More on deficits and interest rates (wonkish) - Paul Krugman Blog - NYTimes.com: "I noted that over the past decade there has been a close negative correlation between deficits and interest rates:"


This is the exact opposite of what macroeconomics textbooks teach.  If there is deficit spending, the net national savings rate tends to go down and the interest rate goes up (as in the standard savings and investment graph).  That is true during economic growth.  However, during a recession, there is excess savings because consumers try to save more and firms tend to invest a lot less and that makes the interest rate drop (again as the standard savings and investment graph would predict). The reason is that short-run deficit fluctuations are caused by the automatic stabilizers (tax revenues automatically decline and government spending automatically increases)
Read the whole thing.  

Monday, August 10, 2009

Global Development: Views from the Center » Blog Archive » Crisis? Not If We Take a Long View (Development Impacts of Financial Crisis)


Global Development: Views from the Center » Blog Archive » Crisis? Not If We Take a Long View (Development Impacts of Financial Crisis): "When you’re done reading today’s news stories about the crisis, take a deep breath. Media coverage is focused on the very short term, as usual. Speculation abounds that we live in a different world now. I’m reminded of portentous claims after the Asian Financial Crisis that “the miracle was over”, claims which look very overwrought in hindsight. In historical perspective, many of the most worrisome recent crises are small bumps on a very long road."

Grasping Reality with Both Hands

Grasping Reality with Both Hands: "Why Aren't We Undergoing Another Great Depression?

Paul Krugman: "The answer, basically, is Big Government...."

The loose end in Krugman's article is why there weren't more Great Depressions back in the old days, before big government. The answers, I think, are two:

  1. Business cycles are a disease of the post-agricultural economy--of the nonfarm economy. If you look back at the nonfarm unemployment rate before 1930, things look not as bad as the Great Depression but still pretty bad.
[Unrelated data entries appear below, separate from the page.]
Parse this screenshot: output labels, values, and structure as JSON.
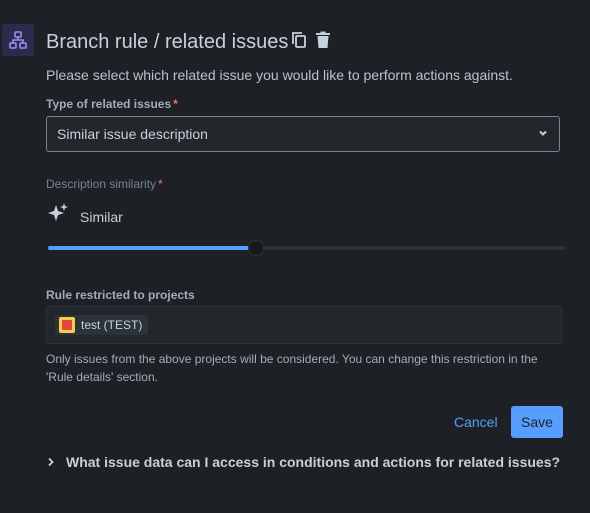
{
  "header": {
    "title": "Branch rule / related issues",
    "icons": [
      "branch-rule-icon",
      "copy-icon",
      "trash-icon"
    ]
  },
  "intro": "Please select which related issue you would like to perform actions against.",
  "related_type": {
    "label": "Type of related issues",
    "required_mark": "*",
    "value": "Similar issue description"
  },
  "similarity": {
    "label": "Description similarity",
    "required_mark": "*",
    "value_label": "Similar",
    "slider_fraction": 0.4
  },
  "projects": {
    "label": "Rule restricted to projects",
    "chip": "test (TEST)",
    "help": "Only issues from the above projects will be considered. You can change this restriction in the 'Rule details' section."
  },
  "actions": {
    "cancel": "Cancel",
    "save": "Save"
  },
  "faq": "What issue data can I access in conditions and actions for related issues?",
  "colors": {
    "background": "#1d2125",
    "accent": "#579dff",
    "required": "#f87168",
    "icon_bg": "#2b2c4d",
    "icon_fg": "#9f8fef"
  }
}
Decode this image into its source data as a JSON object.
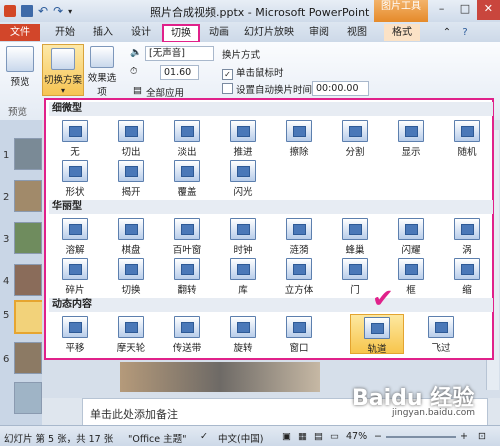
{
  "titlebar": {
    "title": "照片合成视频.pptx - Microsoft PowerPoint",
    "contextual_tab_group": "图片工具",
    "buttons": [
      "–",
      "□",
      "✕"
    ]
  },
  "tabs": {
    "file": "文件",
    "items": [
      "开始",
      "插入",
      "设计",
      "切换",
      "动画",
      "幻灯片放映",
      "审阅",
      "视图",
      "格式"
    ],
    "active": "切换"
  },
  "ribbon": {
    "preview": "预览",
    "preview_group": "预览",
    "scheme": "切换方案",
    "effects": "效果选项",
    "sound": "[无声音]",
    "duration": "01.60",
    "apply_all": "全部应用",
    "switch_mode": "换片方式",
    "on_click": "单击鼠标时",
    "auto_after": "设置自动换片时间:",
    "auto_time": "00:00.00"
  },
  "gallery": {
    "sections": [
      {
        "title": "细微型",
        "items": [
          "无",
          "切出",
          "淡出",
          "推进",
          "擦除",
          "分割",
          "显示",
          "随机",
          "形状",
          "揭开",
          "覆盖",
          "闪光"
        ]
      },
      {
        "title": "华丽型",
        "items": [
          "溶解",
          "棋盘",
          "百叶窗",
          "时钟",
          "涟漪",
          "蜂巢",
          "闪耀",
          "涡",
          "碎片",
          "切换",
          "翻转",
          "库",
          "立方体",
          "门",
          "框",
          "缩"
        ]
      },
      {
        "title": "动态内容",
        "items": [
          "平移",
          "摩天轮",
          "传送带",
          "旋转",
          "窗口",
          "轨道",
          "飞过"
        ]
      }
    ],
    "selected": "轨道"
  },
  "notes": {
    "placeholder": "单击此处添加备注"
  },
  "statusbar": {
    "slide_info": "幻灯片 第 5 张，共 17 张",
    "theme": "\"Office 主题\"",
    "language": "中文(中国)",
    "zoom": "47%"
  },
  "slides": [
    {
      "num": "1"
    },
    {
      "num": "2"
    },
    {
      "num": "3"
    },
    {
      "num": "4"
    },
    {
      "num": "5"
    },
    {
      "num": "6"
    }
  ],
  "watermark": {
    "text": "Baidu 经验",
    "url": "jingyan.baidu.com"
  },
  "colors": {
    "accent": "#e0218a",
    "file_tab": "#d2462a",
    "contextual": "#e58a2a"
  }
}
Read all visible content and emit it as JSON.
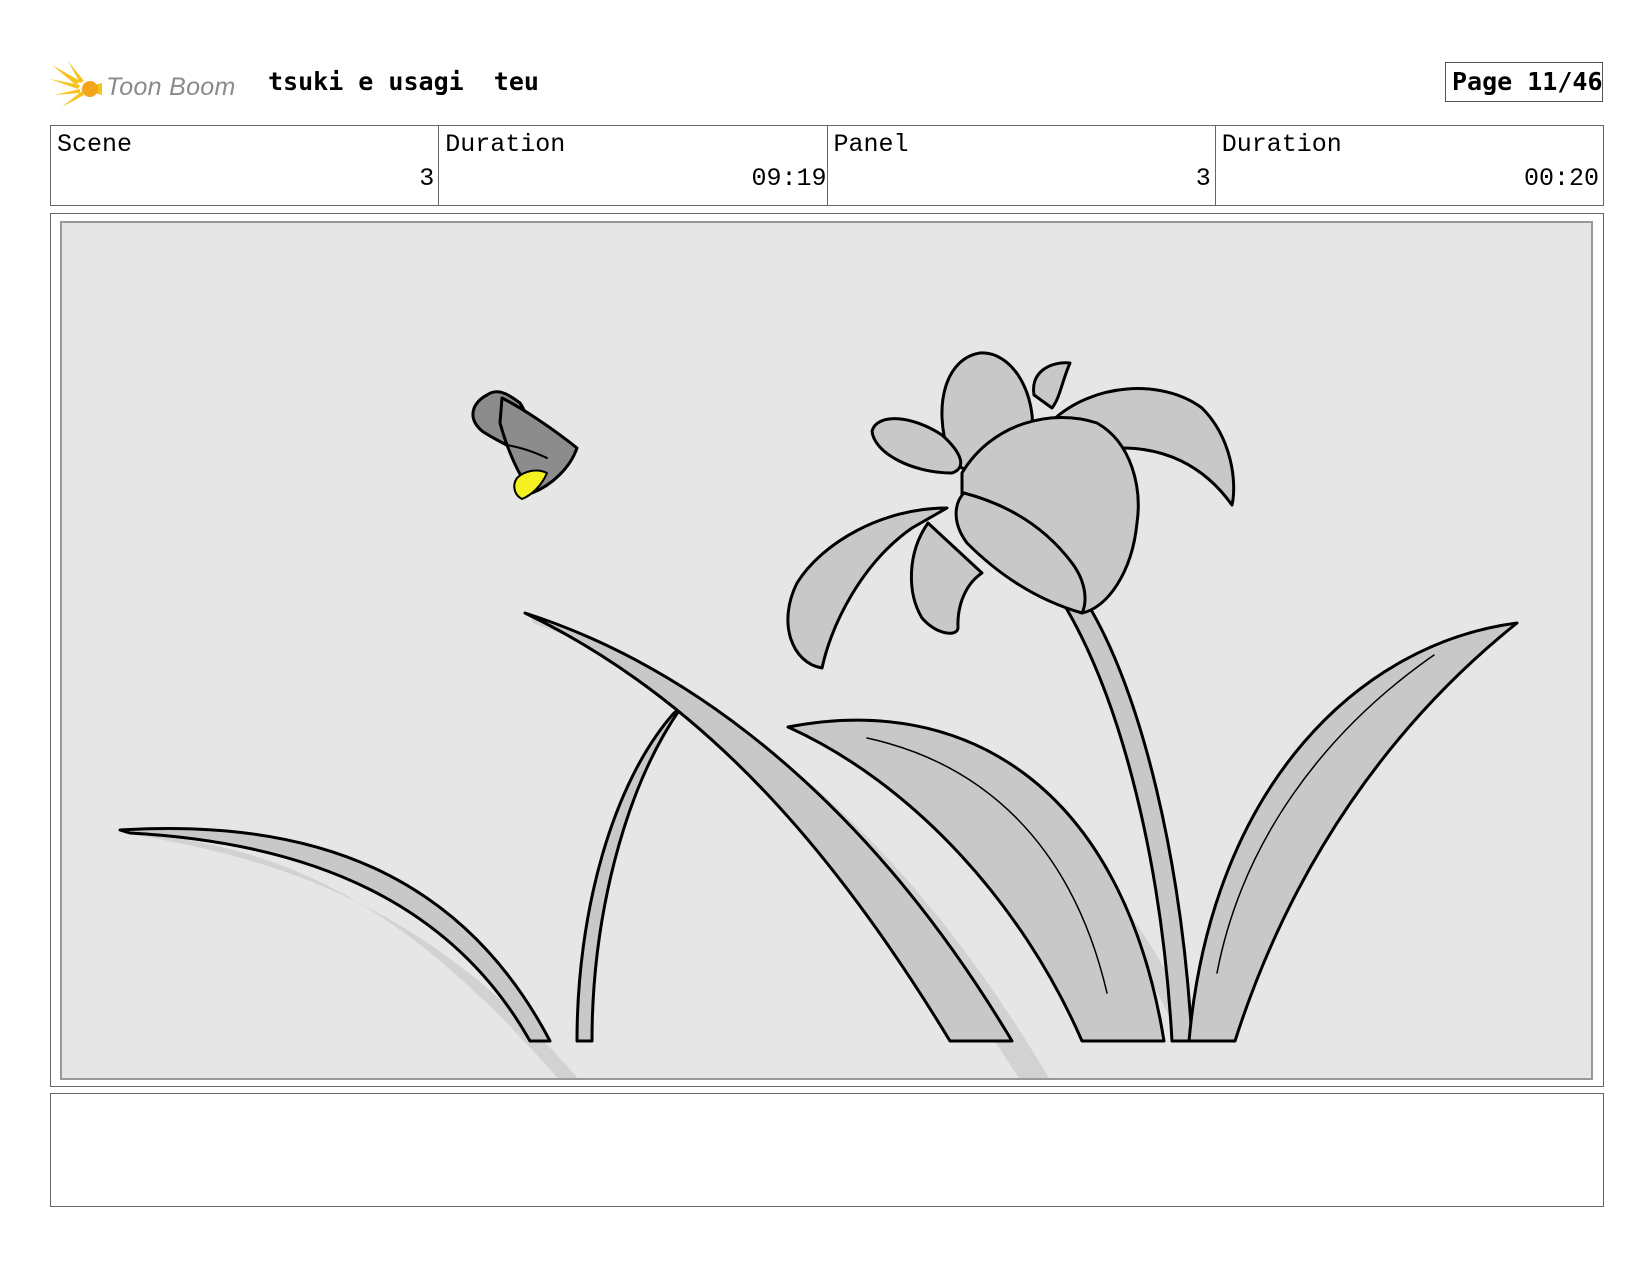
{
  "header": {
    "logo_text": "Toon Boom",
    "title": "tsuki e usagi  teu",
    "page": "Page 11/46"
  },
  "info": {
    "scene_label": "Scene",
    "scene_value": "3",
    "scene_duration_label": "Duration",
    "scene_duration_value": "09:19",
    "panel_label": "Panel",
    "panel_value": "3",
    "panel_duration_label": "Duration",
    "panel_duration_value": "00:20"
  },
  "notes": {
    "text": ""
  },
  "colors": {
    "canvas_bg": "#e6e6e6",
    "plant_fill": "#c8c8c8",
    "shadow": "#d2d2d2",
    "firefly_body": "#8c8c8c",
    "firefly_glow": "#f5f020",
    "logo_star": "#f7c21a",
    "logo_text": "#8a8a8a"
  }
}
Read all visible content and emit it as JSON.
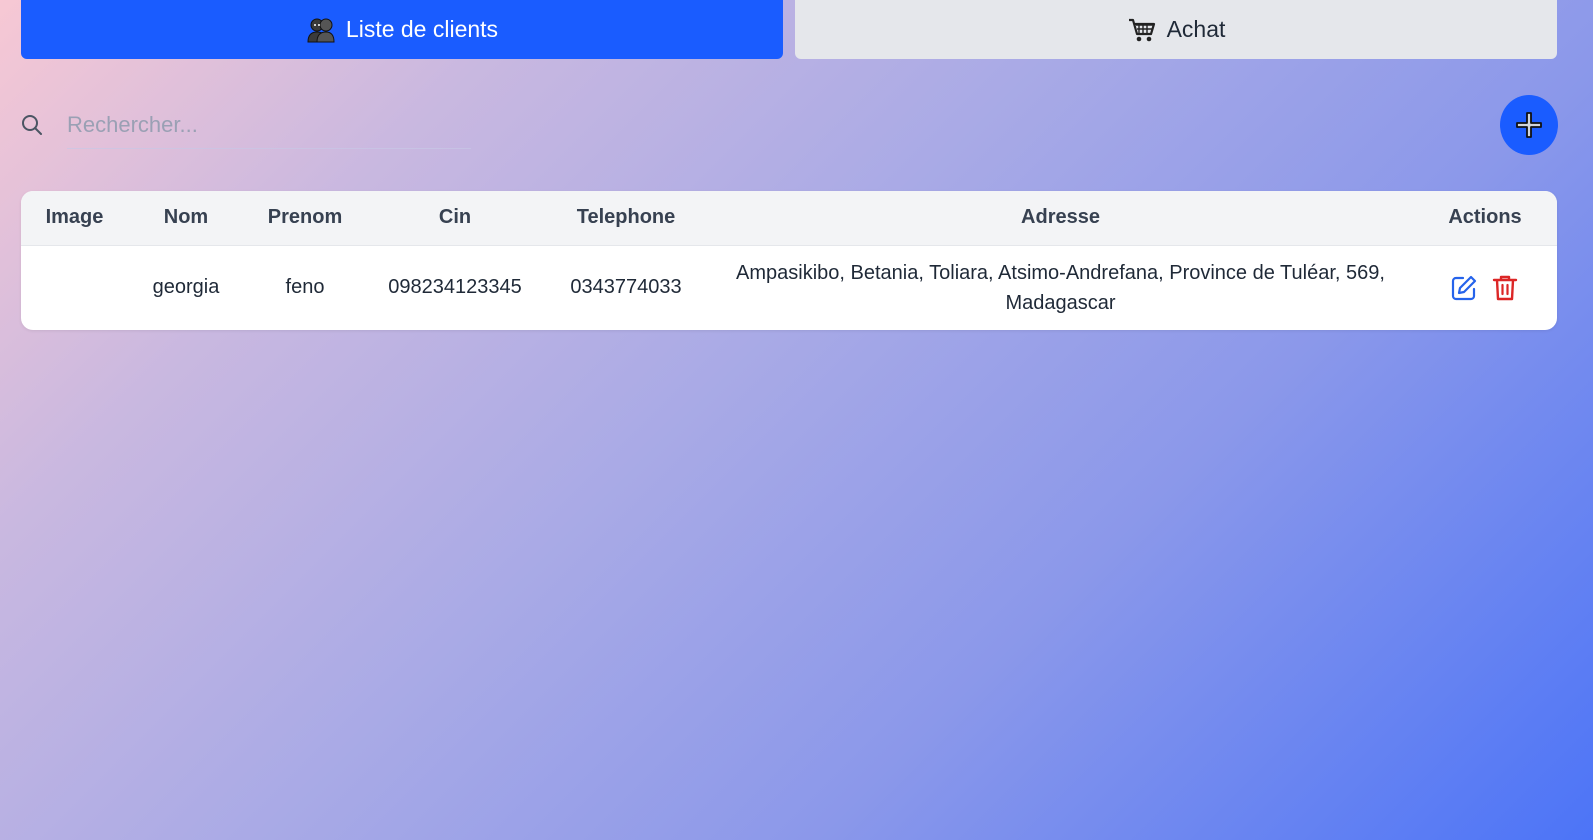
{
  "tabs": [
    {
      "label": "Liste de clients",
      "icon": "users-icon",
      "active": true
    },
    {
      "label": "Achat",
      "icon": "shopping-cart-icon",
      "active": false
    }
  ],
  "search": {
    "placeholder": "Rechercher...",
    "value": ""
  },
  "add_button": {
    "icon": "plus-icon"
  },
  "table": {
    "headers": [
      "Image",
      "Nom",
      "Prenom",
      "Cin",
      "Telephone",
      "Adresse",
      "Actions"
    ],
    "rows": [
      {
        "image": "",
        "nom": "georgia",
        "prenom": "feno",
        "cin": "098234123345",
        "telephone": "0343774033",
        "adresse": "Ampasikibo, Betania, Toliara, Atsimo-Andrefana, Province de Tuléar, 569, Madagascar",
        "actions": [
          "edit-icon",
          "trash-icon"
        ]
      }
    ]
  },
  "colors": {
    "accent": "#1a5cff",
    "inactive_tab": "#e5e7eb",
    "edit": "#2563eb",
    "delete": "#dc2626"
  }
}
  2. Most countries had a form of "big government"--a military large in size relative to its nonfarm economy and an activist, interventionist central bank--reaching far back into the past.

Chart: The Collapse In Global Trade - Planet Money Blog : NPR

Chart: The Collapse In Global Trade - Planet Money Blog : NPR: "The chart above shows that we're living through the only major, sustained fall in global trade since 1970. ..."Behind each story lies a catastrophic decline in gross exports," Weinberg writes. The IMF data on exports track a 36 percent fall from the peak of $1.5 trillion in July 2008. "We have never experienced anything like this in our lifetimes. Neither, quite frankly, did we ever think we would."

Wednesday, August 5, 2009

Marginal Revolution: Identifying and Popping Bubbles: Evidence from Experiments

Marginal Revolution: Identifying and Popping Bubbles: Evidence from Experiments: "On the way up, bubbles encourage excessive investment in the bubble sector. On the way down a bursting bubble can create wealth shocks, liquidity shortages, and balance-sheet death-spirals. For both of these reasons, it would be good to be able to identify and pop bubbles. Identifying bubbles isn't easy, however, because, especially when interest rates are low, prices can increase rapidly with small, rational changes in investor expectations. But the difficulty of identifying bubbles is reasonably well known. What I think may be less appreciated is that bubbles are hard to pop even when you know that they exist."

If we can't identify them and we can't pop them, then we better create institutions that make them less dangerous.